Ma chi è questa scrittrice? Nata a Enugu il 15 settembre 1977 da genitori di etnia igbo. É la quinta di sei figli. Cresce a Nsukka nella casa dello scrittore nigeriano Chinua Achebe. Il padre era professore universitario nell’Universita di Nsukka. Completati i primi studi universitari, a diciannove anni si trasferisce in America. Qui inizia un prestigioso percorso accademico.
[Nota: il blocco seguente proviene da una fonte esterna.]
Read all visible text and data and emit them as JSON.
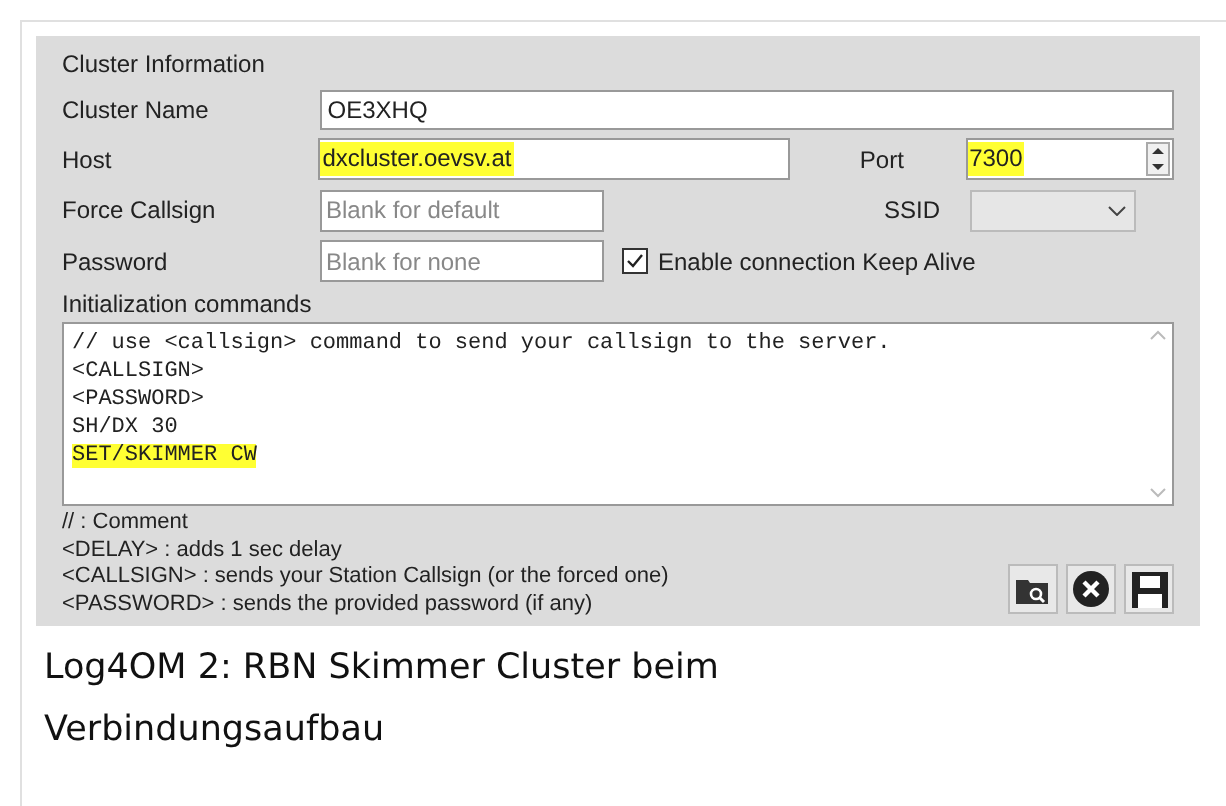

Un primo titolo accademico in Comunicazione alla Drexel University a Philadelphia, che trasformò in una laurea in scienze politiche e della comunicazione nella Eastern Connecticut University. Seguì un dottorato in scrittura creativa alla Johns Hopkins University di Baltimore. É stata membro accademico a Princeton University e ha conseguito un MA – Master Accademy – in studi africani a Yale University.

Attualmente si divide tra la Nigeria e gli Stati Uniti.

Per avere appena trentotto anni non c’è dubbio che la sua preparazione culturale sia notevole.

Questo si nota ampiamente nel romanzo Americanah, che leggendo queste note biografiche fa intuire come abbia trascritto molte delle sue esperienze nel romanzo Americanah.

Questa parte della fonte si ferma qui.